Mr Coulson built Ardagh into a major global player by adding a massive debt pile to the group. The net debt of the listed entity at the end of last September was €6.7bn. That compared to €7.2bn a year earlier. There's about $2.1bn of additional debt at what is essentially the holding-company level.

Last week, ARD Securities Finance - a new subsidiary of Ardagh Holdings, which is headquartered in Luxembourg - raised $350m of debt through an offering of unsecured PIK (payment-in-kind notes) that will fall due in 2023.

"The net proceeds from this offering, estimated at $344m, will be used by ARD Holdings to provide liquidity to its shareholders," it said.

That's set to see Mr Coulson receive about $100m in proceeds.

The PIK issuance did not affect the leverage of the Ardagh operating group, however.

The new PIK issued by ARD Securities Finance has been dubbed a 'Super PIK' by investors.

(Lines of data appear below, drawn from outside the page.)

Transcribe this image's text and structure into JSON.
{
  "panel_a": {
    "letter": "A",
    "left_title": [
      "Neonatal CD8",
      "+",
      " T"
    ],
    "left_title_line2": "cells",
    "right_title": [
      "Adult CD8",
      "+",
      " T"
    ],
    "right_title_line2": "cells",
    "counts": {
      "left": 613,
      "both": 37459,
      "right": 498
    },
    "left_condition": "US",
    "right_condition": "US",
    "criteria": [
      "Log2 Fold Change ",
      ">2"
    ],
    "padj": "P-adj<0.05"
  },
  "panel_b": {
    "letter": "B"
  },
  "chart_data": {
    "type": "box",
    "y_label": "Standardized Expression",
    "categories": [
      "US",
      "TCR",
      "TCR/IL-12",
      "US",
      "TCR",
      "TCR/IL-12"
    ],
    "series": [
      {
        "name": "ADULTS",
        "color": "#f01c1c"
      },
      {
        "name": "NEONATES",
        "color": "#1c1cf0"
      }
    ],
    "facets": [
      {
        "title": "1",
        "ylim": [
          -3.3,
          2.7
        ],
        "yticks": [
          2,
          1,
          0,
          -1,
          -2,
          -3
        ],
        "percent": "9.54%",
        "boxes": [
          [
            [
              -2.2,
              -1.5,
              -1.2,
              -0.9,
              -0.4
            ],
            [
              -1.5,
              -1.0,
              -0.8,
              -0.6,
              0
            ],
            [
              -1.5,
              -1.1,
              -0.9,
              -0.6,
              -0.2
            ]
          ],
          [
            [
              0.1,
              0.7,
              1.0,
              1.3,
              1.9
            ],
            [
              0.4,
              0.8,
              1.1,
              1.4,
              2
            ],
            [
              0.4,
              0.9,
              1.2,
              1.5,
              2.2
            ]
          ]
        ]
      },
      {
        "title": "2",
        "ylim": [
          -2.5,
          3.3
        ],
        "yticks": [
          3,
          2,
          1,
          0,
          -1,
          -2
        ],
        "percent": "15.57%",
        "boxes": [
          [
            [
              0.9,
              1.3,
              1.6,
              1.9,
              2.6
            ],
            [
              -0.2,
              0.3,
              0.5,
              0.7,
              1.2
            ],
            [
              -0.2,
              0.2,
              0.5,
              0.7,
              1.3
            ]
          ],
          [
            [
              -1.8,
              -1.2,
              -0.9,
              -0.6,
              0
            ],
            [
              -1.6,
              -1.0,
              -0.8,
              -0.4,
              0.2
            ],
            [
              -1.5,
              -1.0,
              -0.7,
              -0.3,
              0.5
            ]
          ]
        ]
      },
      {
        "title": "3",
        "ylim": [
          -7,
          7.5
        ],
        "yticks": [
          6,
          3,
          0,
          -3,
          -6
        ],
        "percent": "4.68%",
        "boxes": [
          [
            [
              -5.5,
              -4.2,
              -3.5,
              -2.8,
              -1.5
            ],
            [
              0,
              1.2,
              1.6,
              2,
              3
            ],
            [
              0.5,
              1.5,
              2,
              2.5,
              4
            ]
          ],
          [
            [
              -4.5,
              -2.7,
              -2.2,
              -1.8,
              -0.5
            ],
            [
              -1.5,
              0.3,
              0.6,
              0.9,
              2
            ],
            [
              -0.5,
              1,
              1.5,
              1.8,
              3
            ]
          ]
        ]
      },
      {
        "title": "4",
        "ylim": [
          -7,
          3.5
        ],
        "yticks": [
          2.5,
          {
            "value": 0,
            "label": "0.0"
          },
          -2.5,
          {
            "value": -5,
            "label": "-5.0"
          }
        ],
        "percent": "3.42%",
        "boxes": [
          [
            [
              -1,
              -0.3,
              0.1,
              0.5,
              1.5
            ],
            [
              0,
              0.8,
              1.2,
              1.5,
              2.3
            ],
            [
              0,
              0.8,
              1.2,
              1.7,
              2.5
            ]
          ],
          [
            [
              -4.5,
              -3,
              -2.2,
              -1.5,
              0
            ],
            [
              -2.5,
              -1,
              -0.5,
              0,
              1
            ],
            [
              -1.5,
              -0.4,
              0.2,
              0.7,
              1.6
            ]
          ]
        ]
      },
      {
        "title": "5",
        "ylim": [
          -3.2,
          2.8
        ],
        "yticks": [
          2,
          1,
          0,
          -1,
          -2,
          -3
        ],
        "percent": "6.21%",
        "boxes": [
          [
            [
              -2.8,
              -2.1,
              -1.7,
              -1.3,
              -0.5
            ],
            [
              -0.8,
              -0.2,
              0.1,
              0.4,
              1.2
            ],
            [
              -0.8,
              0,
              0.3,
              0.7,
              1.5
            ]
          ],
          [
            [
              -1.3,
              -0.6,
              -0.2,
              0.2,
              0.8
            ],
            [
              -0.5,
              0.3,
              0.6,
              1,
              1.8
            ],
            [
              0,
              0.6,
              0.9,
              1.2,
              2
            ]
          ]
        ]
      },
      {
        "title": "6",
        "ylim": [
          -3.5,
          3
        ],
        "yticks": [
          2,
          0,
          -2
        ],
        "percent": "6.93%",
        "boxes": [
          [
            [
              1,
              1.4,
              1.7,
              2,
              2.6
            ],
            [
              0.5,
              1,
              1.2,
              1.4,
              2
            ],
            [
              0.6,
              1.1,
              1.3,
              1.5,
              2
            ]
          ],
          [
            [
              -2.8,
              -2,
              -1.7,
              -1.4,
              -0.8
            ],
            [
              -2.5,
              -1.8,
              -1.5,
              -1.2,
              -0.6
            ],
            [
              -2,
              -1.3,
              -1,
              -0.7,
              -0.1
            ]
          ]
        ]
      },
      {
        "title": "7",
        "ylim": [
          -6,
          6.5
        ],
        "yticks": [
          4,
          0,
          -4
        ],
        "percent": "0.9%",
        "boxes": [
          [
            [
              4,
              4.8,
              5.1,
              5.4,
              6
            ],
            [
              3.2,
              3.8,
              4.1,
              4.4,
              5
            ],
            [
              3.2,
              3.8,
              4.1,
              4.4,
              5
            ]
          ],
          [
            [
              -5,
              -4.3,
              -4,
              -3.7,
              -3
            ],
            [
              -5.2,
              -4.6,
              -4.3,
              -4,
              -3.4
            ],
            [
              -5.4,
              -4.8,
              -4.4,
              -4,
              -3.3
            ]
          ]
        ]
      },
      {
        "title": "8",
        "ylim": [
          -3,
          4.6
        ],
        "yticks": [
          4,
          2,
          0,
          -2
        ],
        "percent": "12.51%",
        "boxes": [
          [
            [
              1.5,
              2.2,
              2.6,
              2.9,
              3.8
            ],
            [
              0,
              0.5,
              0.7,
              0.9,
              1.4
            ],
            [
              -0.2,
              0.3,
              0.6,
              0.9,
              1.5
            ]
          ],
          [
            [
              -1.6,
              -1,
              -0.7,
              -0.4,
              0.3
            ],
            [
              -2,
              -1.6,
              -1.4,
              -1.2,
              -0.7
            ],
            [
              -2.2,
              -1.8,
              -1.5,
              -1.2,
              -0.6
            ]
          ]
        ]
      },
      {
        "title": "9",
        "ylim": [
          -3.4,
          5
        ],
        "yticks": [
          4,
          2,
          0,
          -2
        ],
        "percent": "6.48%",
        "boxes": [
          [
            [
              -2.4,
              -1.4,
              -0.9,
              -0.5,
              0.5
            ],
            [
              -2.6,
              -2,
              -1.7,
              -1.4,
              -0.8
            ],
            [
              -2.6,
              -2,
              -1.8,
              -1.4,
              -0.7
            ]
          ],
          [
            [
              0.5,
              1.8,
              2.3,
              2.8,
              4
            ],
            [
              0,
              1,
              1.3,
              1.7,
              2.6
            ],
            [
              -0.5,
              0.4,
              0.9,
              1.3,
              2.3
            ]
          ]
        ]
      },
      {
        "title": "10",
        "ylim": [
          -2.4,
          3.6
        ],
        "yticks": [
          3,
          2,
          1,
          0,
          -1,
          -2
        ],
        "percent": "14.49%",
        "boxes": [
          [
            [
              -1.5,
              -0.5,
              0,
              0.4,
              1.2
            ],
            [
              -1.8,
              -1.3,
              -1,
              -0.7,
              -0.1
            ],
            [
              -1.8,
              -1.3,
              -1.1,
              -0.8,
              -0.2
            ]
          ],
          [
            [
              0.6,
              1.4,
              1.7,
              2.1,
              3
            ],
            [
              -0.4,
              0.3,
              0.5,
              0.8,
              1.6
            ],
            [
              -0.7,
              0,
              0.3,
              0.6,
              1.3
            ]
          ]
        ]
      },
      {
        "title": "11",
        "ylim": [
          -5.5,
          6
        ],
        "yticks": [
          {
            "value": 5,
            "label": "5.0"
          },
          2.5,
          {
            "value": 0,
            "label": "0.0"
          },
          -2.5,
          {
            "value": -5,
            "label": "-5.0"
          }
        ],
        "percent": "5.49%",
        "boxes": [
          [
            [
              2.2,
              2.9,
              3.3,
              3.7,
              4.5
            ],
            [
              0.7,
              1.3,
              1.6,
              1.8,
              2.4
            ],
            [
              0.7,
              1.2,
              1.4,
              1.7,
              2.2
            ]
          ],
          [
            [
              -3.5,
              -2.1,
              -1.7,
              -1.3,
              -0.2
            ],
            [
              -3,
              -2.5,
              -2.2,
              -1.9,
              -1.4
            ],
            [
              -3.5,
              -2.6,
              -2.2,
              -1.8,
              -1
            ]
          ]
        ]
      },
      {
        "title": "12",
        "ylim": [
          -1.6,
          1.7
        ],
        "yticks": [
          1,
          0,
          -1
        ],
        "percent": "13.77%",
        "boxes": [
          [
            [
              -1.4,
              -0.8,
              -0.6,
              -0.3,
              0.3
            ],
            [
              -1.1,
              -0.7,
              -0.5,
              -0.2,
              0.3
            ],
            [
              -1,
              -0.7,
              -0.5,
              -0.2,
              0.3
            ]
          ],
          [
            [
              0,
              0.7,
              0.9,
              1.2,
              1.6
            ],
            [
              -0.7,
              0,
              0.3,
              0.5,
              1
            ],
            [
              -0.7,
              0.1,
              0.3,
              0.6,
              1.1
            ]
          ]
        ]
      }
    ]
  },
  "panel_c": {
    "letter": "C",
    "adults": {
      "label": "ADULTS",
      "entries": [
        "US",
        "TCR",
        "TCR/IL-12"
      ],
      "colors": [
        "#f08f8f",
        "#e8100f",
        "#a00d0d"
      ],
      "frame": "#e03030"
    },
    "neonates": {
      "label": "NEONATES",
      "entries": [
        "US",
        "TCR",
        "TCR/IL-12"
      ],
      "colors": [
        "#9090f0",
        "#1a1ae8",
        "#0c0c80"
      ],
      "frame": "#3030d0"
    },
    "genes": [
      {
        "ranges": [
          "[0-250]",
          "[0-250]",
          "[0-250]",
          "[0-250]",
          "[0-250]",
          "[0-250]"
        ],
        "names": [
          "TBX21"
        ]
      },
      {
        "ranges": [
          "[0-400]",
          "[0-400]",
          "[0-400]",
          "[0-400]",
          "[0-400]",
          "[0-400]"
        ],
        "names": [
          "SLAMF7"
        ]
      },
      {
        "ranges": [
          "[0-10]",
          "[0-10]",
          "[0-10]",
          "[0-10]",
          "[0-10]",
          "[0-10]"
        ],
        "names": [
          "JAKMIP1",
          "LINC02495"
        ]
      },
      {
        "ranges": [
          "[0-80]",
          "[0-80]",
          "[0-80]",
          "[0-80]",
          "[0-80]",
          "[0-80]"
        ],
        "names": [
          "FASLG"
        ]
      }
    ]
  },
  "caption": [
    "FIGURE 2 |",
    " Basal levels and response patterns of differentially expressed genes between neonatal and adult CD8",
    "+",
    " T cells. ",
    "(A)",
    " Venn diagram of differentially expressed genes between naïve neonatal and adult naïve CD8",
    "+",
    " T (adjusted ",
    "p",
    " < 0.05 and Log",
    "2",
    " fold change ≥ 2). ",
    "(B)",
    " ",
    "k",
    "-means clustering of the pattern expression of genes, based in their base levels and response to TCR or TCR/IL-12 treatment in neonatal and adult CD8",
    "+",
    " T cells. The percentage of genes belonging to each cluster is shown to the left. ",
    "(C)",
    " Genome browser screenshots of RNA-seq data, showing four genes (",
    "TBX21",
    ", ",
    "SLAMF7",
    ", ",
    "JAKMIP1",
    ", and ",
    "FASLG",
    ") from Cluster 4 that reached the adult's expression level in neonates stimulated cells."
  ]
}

They have described it as a riskier debt type than more traditional PIK toggle notes.

They pay interest to investors in cash and can 'toggle' or convert to a payment-in-kind.

PIK notes pay interest with more debt instead of cash, raising the stakes for both borrowers and lenders.

Despite this, the PIK issued by ARD Securities Finance last week drew huge investor interest.

There was $2.5bn worth of orders for the notes, which settled at an 8.75pc coupon rather than the 10pc that was originally envisaged.

Papers seen by banking publication Reuters IFR, show that by 2019 or 2020, the stock market-listed entity may be in position to increase its leverage and possibly look to make a substantial distribution to shareholders.

The Ardagh holding company could then materially reduce the bulk of its debt.

That would leave Ardagh holding company shareholders in a position where a sizeable chunk of shares in the listed, operating company, could be spun out to them.